Ultimately, he said, the Court of Appeals will make the final call on whether or not the mandate can be implemented in the coming weeks.
Formella said there are over 750 businesses that this would be applied to with a total of more than 250,000 employees.
“So the impact on the state is broad. That is significant because that is how we show a level of harm necessary to get a stay granted,” essentially holding off implementation.
“We are not asking for money damages at this point,” Formella said, but the state is looking for a stay and ultimately the regulations to be struck down by the court and he said he was pleased with the stay, although temporary.
He said there are several attorneys at the Department of Justice working on this with other states and it is a coordinated, nationwide effort to shut this rule down.
Formella said a separate lawsuit involving the state suing the Biden Administration over rules related to federal contractors and vaccine mandates is going forward but not in the same way as the OSHA rule.
So there are really two suits the state has against federal vaccine mandates now working their way through the courts.

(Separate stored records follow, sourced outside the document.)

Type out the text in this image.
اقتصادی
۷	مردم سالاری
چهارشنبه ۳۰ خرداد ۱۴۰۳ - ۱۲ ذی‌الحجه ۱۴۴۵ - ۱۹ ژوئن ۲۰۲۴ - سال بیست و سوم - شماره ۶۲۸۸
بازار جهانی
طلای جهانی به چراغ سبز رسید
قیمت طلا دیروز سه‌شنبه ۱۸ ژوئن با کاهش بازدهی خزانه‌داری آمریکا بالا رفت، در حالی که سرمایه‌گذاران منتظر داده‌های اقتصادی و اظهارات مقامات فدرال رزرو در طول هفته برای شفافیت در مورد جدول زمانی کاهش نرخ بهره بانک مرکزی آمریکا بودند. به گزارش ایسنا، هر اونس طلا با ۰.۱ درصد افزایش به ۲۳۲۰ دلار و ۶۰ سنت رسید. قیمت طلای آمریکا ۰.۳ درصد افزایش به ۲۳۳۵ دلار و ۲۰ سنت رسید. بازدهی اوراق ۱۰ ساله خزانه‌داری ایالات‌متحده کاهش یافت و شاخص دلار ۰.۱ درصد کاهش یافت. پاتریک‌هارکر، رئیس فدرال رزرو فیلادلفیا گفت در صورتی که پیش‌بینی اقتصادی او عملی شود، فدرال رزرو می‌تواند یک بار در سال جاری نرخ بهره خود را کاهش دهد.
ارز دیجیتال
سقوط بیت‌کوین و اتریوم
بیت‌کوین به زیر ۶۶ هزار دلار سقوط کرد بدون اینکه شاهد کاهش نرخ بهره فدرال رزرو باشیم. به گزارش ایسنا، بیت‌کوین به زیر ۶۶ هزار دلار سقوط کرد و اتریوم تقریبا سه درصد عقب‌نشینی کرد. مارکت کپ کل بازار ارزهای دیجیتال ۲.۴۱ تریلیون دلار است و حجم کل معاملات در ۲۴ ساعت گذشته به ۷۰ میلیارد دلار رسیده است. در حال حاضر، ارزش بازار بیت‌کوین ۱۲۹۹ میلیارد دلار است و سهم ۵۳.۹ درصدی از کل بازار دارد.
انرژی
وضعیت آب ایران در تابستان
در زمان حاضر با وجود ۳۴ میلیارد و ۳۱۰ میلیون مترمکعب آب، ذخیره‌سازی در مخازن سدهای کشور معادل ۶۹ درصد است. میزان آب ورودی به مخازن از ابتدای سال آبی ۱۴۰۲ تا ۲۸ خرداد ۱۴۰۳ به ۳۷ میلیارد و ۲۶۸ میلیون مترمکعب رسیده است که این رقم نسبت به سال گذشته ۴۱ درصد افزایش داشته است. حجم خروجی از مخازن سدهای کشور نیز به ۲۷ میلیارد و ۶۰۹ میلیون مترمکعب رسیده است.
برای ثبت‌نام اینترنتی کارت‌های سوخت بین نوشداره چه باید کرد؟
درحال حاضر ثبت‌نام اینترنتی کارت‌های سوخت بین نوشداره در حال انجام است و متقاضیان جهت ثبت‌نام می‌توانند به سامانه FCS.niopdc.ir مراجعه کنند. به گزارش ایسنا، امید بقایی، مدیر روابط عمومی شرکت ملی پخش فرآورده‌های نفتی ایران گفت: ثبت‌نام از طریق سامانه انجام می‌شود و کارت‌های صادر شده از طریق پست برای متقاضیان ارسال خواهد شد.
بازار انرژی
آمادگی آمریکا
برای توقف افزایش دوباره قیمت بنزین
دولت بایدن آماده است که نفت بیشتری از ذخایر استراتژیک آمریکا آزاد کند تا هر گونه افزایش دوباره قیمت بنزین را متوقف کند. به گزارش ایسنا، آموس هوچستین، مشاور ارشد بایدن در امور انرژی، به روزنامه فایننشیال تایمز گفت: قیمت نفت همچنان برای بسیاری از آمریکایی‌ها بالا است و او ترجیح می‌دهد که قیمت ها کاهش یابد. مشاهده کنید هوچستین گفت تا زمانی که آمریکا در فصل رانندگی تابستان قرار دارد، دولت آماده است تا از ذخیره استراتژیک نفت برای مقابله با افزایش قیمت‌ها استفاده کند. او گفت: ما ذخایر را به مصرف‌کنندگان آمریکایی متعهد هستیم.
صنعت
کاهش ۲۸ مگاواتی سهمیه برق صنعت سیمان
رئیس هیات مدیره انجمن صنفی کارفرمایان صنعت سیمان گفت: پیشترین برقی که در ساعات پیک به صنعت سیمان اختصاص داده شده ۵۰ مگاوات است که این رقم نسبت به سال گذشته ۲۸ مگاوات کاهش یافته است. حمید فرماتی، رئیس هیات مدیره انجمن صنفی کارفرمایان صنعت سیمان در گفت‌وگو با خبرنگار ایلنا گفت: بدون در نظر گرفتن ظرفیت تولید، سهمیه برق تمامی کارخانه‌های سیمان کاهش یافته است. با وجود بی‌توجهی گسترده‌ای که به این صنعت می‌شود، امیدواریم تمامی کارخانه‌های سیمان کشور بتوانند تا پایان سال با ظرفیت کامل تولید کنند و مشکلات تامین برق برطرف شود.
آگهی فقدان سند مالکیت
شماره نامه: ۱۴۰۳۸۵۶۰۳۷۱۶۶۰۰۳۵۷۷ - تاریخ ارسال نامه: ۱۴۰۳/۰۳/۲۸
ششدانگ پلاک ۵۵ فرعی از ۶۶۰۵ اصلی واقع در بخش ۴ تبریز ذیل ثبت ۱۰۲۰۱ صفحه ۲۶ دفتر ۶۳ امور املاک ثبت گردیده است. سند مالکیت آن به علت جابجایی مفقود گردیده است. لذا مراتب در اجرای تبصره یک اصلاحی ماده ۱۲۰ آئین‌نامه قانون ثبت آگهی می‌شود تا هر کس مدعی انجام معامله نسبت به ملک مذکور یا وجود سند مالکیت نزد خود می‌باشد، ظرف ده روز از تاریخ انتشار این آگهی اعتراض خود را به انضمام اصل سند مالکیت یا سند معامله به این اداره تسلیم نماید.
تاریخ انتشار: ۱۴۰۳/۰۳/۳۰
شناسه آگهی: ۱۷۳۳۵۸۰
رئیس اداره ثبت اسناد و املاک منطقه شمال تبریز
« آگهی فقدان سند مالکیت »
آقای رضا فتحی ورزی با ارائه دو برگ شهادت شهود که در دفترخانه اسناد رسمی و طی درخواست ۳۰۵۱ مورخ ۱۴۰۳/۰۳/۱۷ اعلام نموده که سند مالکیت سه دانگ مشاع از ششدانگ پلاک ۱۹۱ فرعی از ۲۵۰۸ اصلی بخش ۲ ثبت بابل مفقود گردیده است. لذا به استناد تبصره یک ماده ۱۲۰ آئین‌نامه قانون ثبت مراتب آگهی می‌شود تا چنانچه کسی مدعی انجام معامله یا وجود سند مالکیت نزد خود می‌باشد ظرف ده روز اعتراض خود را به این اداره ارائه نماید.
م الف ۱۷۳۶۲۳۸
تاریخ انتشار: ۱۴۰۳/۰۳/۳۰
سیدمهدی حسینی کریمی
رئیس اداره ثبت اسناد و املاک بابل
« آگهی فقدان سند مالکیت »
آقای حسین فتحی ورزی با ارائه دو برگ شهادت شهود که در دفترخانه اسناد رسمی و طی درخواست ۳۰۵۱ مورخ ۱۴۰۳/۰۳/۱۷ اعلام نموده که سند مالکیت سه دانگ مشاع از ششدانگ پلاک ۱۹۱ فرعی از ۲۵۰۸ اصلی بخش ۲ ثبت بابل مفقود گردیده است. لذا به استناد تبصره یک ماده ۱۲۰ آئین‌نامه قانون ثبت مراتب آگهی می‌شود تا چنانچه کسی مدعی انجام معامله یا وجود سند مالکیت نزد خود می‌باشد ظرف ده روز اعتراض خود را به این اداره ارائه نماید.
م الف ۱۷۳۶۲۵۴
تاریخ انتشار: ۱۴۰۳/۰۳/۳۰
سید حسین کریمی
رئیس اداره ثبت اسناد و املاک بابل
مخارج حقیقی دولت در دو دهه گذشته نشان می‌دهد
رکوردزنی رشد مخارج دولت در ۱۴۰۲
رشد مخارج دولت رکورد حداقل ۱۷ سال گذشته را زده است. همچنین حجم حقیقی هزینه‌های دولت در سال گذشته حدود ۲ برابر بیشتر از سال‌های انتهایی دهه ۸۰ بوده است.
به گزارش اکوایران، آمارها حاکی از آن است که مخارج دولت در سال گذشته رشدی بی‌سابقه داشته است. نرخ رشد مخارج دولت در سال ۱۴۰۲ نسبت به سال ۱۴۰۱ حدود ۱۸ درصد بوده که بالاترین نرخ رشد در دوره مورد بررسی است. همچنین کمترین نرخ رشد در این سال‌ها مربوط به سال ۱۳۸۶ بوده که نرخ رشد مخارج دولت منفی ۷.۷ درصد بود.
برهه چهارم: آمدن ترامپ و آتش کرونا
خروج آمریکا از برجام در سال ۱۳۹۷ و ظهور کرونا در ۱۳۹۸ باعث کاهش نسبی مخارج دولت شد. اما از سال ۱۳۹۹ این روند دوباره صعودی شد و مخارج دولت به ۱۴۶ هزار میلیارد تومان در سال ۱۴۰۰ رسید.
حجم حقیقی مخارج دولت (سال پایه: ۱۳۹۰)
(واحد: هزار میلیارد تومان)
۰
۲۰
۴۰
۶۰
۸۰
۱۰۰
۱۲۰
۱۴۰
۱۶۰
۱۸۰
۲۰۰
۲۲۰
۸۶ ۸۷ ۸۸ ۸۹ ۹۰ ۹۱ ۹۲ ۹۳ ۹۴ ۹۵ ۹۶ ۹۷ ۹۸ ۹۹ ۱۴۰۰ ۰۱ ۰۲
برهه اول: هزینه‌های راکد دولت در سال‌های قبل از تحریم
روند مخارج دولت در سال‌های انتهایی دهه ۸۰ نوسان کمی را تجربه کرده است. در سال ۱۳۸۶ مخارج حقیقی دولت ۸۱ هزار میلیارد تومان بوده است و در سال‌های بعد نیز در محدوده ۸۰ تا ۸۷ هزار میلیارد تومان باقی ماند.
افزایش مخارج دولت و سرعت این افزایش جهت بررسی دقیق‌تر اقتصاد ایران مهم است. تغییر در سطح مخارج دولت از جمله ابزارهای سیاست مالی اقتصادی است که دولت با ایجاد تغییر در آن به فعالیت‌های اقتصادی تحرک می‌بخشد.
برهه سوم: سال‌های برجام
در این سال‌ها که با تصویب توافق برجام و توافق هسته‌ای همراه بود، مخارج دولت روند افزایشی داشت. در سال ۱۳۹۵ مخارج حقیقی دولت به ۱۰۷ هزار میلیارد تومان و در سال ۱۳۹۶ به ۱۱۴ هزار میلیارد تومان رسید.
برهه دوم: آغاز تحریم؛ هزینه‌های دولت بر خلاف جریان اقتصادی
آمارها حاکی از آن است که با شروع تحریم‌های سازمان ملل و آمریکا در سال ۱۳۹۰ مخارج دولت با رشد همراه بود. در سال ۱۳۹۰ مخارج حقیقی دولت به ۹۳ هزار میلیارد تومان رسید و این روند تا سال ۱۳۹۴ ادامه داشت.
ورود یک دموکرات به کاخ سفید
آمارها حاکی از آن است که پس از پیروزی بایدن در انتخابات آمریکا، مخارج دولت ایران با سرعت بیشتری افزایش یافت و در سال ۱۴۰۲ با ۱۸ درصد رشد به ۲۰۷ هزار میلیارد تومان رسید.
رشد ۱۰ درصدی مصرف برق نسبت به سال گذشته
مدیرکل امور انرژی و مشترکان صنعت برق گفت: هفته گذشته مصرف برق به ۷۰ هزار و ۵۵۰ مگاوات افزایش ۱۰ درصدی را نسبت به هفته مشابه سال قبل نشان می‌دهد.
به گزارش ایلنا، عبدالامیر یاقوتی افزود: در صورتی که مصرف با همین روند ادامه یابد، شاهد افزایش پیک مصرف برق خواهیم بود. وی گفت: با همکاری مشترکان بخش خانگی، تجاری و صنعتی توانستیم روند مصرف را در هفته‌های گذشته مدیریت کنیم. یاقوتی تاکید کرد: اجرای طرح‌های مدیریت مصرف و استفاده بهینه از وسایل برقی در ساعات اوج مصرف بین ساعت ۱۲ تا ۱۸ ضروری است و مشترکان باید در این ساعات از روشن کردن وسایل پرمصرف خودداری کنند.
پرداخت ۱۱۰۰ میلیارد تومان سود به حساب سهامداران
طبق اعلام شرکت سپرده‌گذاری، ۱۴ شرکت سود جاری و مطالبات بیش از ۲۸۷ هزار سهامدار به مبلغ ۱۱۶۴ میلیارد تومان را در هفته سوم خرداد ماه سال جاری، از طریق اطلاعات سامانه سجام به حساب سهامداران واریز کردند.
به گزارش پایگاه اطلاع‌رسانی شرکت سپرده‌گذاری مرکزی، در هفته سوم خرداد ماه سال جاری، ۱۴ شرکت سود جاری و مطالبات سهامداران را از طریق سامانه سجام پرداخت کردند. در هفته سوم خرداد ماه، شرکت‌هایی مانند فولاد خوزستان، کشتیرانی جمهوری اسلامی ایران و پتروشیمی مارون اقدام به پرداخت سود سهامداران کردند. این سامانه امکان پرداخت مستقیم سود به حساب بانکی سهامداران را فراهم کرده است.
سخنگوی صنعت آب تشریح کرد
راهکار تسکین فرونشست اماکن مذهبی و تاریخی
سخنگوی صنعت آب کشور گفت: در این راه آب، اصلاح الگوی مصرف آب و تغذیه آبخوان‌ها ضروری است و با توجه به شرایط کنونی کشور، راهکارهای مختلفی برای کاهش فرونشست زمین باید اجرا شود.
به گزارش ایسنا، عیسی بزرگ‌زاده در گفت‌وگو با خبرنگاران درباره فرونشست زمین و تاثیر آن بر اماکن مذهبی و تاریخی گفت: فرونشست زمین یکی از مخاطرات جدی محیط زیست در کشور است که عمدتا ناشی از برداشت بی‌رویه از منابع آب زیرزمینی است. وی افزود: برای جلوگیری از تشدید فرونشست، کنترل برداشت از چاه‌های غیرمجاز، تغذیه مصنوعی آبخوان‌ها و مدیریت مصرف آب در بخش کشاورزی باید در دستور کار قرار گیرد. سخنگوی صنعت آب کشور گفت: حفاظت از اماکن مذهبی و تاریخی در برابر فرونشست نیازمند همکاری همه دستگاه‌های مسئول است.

Sununu said if the state loses and the mandate is enacted, the state may find ways to ameliorate the impacts to businesses which could face millions of dollars in added weekly COVID-19 testing for the unvaccinated workers who stay on, but the point is to nip the whole mandate in the bud by taking care of it in court.
Sununu said this is a challenge to the strongest economy in the world which “could bring everything to a grinding halt, and don’t get me started on inflation and supply chain dynamics and all this infrastructure money coming in.”
He said companies that are going to lose 25 percent of their workforce from this mandate will not have the workers to rebuild that infrastructure at the pace the government wants.
“We are but 1/300th the population of America,” Sununu said. “So when we talk about the problem we are facing here, multiply that by 300 and now you get a scope of what this country is going to be dealing with over the course of the next few months.”